Cette bande rugueuse devant le passage piéton, c’est rigolo sous les pieds. Pour Pierre Tricot, rien de drôle : ces bandes de vigilance lui permettent de savoir qu’il approche d’une marche ou de la chaussée, grâce à sa canne. Sans que les valides ne s’en aperçoivent, la Ville de Tours est truffée d’éléments qui facilitent les déplacements des personnes en situation de handicap.
Prenez le quai du tramway par exemple : les belles bandes noires et blanches imaginées par l’artiste Daniel Buren n’ont pas qu’un aspect décoratif. Les malvoyants peuvent distinguer ces forts contrastes, et ainsi savoir où la porte du tram s’ouvrira. Eloi Groisil, habitant de Tours Nord lui aussi aveugle, ajoute que « depuis la pandémie, les portes du tram s’ouvrent toutes automatiquement à quai. C’est plus simple, car avant il fallait que je touche la porte un peu au hasard pour trouver le bouton ! » Les deux hommes sont également munis de télécommandes pour déclencher les avertisseurs sonores des feux de circulation.
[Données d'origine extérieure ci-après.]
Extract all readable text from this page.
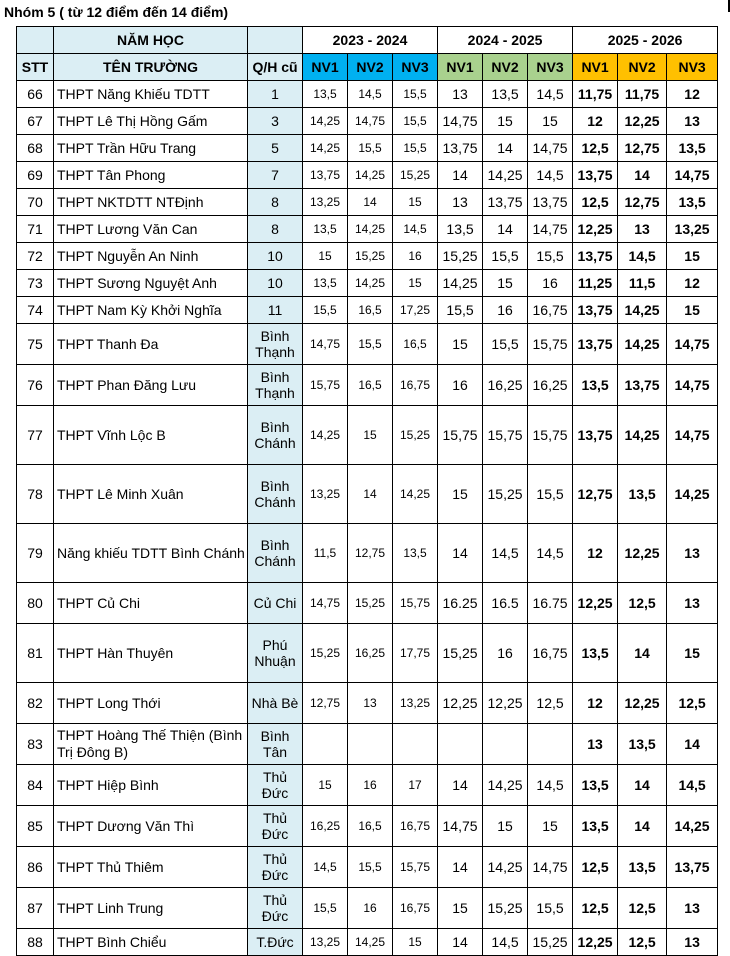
Nhóm 5 ( từ 12 điểm đến 14 điểm)
	NĂM HỌC		2023 - 2024			2024 - 2025			2025 - 2026		
STT	TÊN TRƯỜNG	Q/H cũ	NV1	NV2	NV3	NV1	NV2	NV3	NV1	NV2	NV3
66	THPT Năng Khiếu TDTT	1	13,5	14,5	15,5	13	13,5	14,5	11,75	11,75	12
67	THPT Lê Thị Hồng Gấm	3	14,25	14,75	15,5	14,75	15	15	12	12,25	13
68	THPT Trần Hữu Trang	5	14,25	15,5	15,5	13,75	14	14,75	12,5	12,75	13,5
69	THPT Tân Phong	7	13,75	14,25	15,25	14	14,25	14,5	13,75	14	14,75
70	THPT NKTDTT NTĐịnh	8	13,25	14	15	13	13,75	13,75	12,5	12,75	13,5
71	THPT Lương Văn Can	8	13,5	14,25	14,5	13,5	14	14,75	12,25	13	13,25
72	THPT Nguyễn An Ninh	10	15	15,25	16	15,25	15,5	15,5	13,75	14,5	15
73	THPT Sương Nguyệt Anh	10	13,5	14,25	15	14,25	15	16	11,25	11,5	12
74	THPT Nam Kỳ Khởi Nghĩa	11	15,5	16,5	17,25	15,5	16	16,75	13,75	14,25	15
75	THPT Thanh Đa	Bình Thạnh	14,75	15,5	16,5	15	15,5	15,75	13,75	14,25	14,75
76	THPT Phan Đăng Lưu	Bình Thạnh	15,75	16,5	16,75	16	16,25	16,25	13,5	13,75	14,75
77	THPT Vĩnh Lộc B	Bình Chánh	14,25	15	15,25	15,75	15,75	15,75	13,75	14,25	14,75
78	THPT Lê Minh Xuân	Bình Chánh	13,25	14	14,25	15	15,25	15,5	12,75	13,5	14,25
79	Năng khiếu TDTT Bình Chánh	Bình Chánh	11,5	12,75	13,5	14	14,5	14,5	12	12,25	13
80	THPT Củ Chi	Củ Chi	14,75	15,25	15,75	16.25	16.5	16.75	12,25	12,5	13
81	THPT Hàn Thuyên	Phú Nhuận	15,25	16,25	17,75	15,25	16	16,75	13,5	14	15
82	THPT Long Thới	Nhà Bè	12,75	13	13,25	12,25	12,25	12,5	12	12,25	12,5
83	THPT Hoàng Thế Thiện (Bình Trị Đông B)	Bình Tân							13	13,5	14
84	THPT Hiệp Bình	Thủ Đức	15	16	17	14	14,25	14,5	13,5	14	14,5
85	THPT Dương Văn Thì	Thủ Đức	16,25	16,5	16,75	14,75	15	15	13,5	14	14,25
86	THPT Thủ Thiêm	Thủ Đức	14,5	15,5	15,75	14	14,25	14,75	12,5	13,5	13,75
87	THPT Linh Trung	Thủ Đức	15,5	16	16,75	15	15,25	15,5	12,5	12,5	13
88	THPT Bình Chiểu	T.Đức	13,25	14,25	15	14	14,5	15,25	12,25	12,5	13
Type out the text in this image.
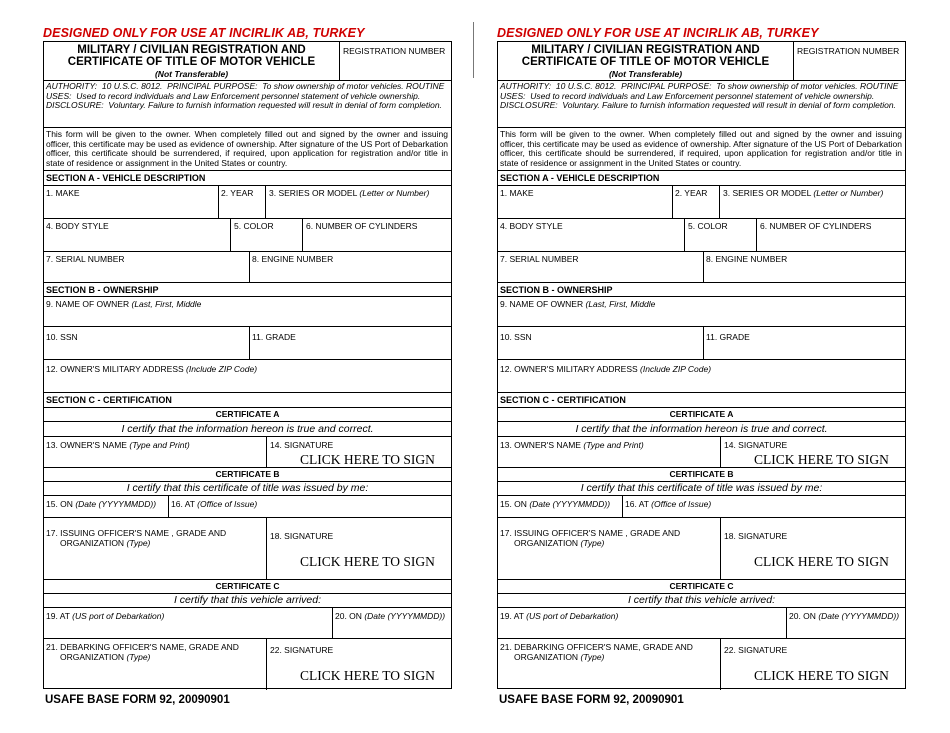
DESIGNED ONLY FOR USE AT INCIRLIK AB, TURKEY
MILITARY / CIVILIAN REGISTRATION AND
CERTIFICATE OF TITLE OF MOTOR VEHICLE
(Not Transferable)
REGISTRATION NUMBER
AUTHORITY: 10 U.S.C. 8012. PRINCIPAL PURPOSE: To show ownership of motor vehicles. ROUTINE USES: Used to record individuals and Law Enforcement personnel statement of vehicle ownership.  DISCLOSURE: Voluntary. Failure to furnish information requested will result in denial of form completion.
This form will be given to the owner. When completely filled out and signed by the owner and issuing officer, this certificate may be used as evidence of ownership. After signature of the US Port of Debarkation officer, this certificate should be surrendered, if required, upon application for registration and/or title in state of residence or assignment in the United States or country.
SECTION A - VEHICLE DESCRIPTION
1. MAKE	2. YEAR 3. SERIES OR MODEL (Letter or Number)
4. BODY STYLE	5. COLOR	6. NUMBER OF CYLINDERS
7. SERIAL NUMBER	8. ENGINE NUMBER
SECTION B - OWNERSHIP
9. NAME OF OWNER (Last, First, Middle
10. SSN	11. GRADE
12. OWNER'S MILITARY ADDRESS (Include ZIP Code)
SECTION C - CERTIFICATION
CERTIFICATE A
I certify that the information hereon is true and correct.
13. OWNER'S NAME (Type and Print)	14. SIGNATURE
CLICK HERE TO SIGN
CERTIFICATE B
I certify that this certificate of title was issued by me:
15. ON (Date (YYYYMMDD)) 16. AT (Office of Issue)
17. ISSUING OFFICER'S NAME , GRADE AND
ORGANIZATION (Type)
18. SIGNATURE
CLICK HERE TO SIGN
CERTIFICATE C
I certify that this vehicle arrived:
19. AT (US port of Debarkation)	20. ON (Date (YYYYMMDD))
21. DEBARKING OFFICER'S NAME, GRADE AND
ORGANIZATION (Type)
22. SIGNATURE
CLICK HERE TO SIGN
USAFE BASE FORM 92, 20090901
DESIGNED ONLY FOR USE AT INCIRLIK AB, TURKEY
MILITARY / CIVILIAN REGISTRATION AND
CERTIFICATE OF TITLE OF MOTOR VEHICLE
(Not Transferable)
REGISTRATION NUMBER
AUTHORITY: 10 U.S.C. 8012. PRINCIPAL PURPOSE: To show ownership of motor vehicles. ROUTINE USES: Used to record individuals and Law Enforcement personnel statement of vehicle ownership.  DISCLOSURE: Voluntary. Failure to furnish information requested will result in denial of form completion.
This form will be given to the owner. When completely filled out and signed by the owner and issuing officer, this certificate may be used as evidence of ownership. After signature of the US Port of Debarkation officer, this certificate should be surrendered, if required, upon application for registration and/or title in state of residence or assignment in the United States or country.
SECTION A - VEHICLE DESCRIPTION
1. MAKE	2. YEAR 3. SERIES OR MODEL (Letter or Number)
4. BODY STYLE	5. COLOR	6. NUMBER OF CYLINDERS
7. SERIAL NUMBER	8. ENGINE NUMBER
SECTION B - OWNERSHIP
9. NAME OF OWNER (Last, First, Middle
10. SSN	11. GRADE
12. OWNER'S MILITARY ADDRESS (Include ZIP Code)
SECTION C - CERTIFICATION
CERTIFICATE A
I certify that the information hereon is true and correct.
13. OWNER'S NAME (Type and Print)	14. SIGNATURE
CLICK HERE TO SIGN
CERTIFICATE B
I certify that this certificate of title was issued by me:
15. ON (Date (YYYYMMDD)) 16. AT (Office of Issue)
17. ISSUING OFFICER'S NAME , GRADE AND
ORGANIZATION (Type)
18. SIGNATURE
CLICK HERE TO SIGN
CERTIFICATE C
I certify that this vehicle arrived:
19. AT (US port of Debarkation)	20. ON (Date (YYYYMMDD))
21. DEBARKING OFFICER'S NAME, GRADE AND
ORGANIZATION (Type)
22. SIGNATURE
CLICK HERE TO SIGN
USAFE BASE FORM 92, 20090901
Tous deux membres de l’association Valentin Haüy, Eloi et Pierre sont impliqués dans les commissions sur l’accessibilité, aussi bien pour la future ligne de tramway que pour les travaux menés par la Métropole. Et lorsqu’on dresse la liste des impératifs pour qu’un bâtiment public soit accessible aux personnes non-voyantes ou malvoyantes, on réalise qu’il y a du boulot !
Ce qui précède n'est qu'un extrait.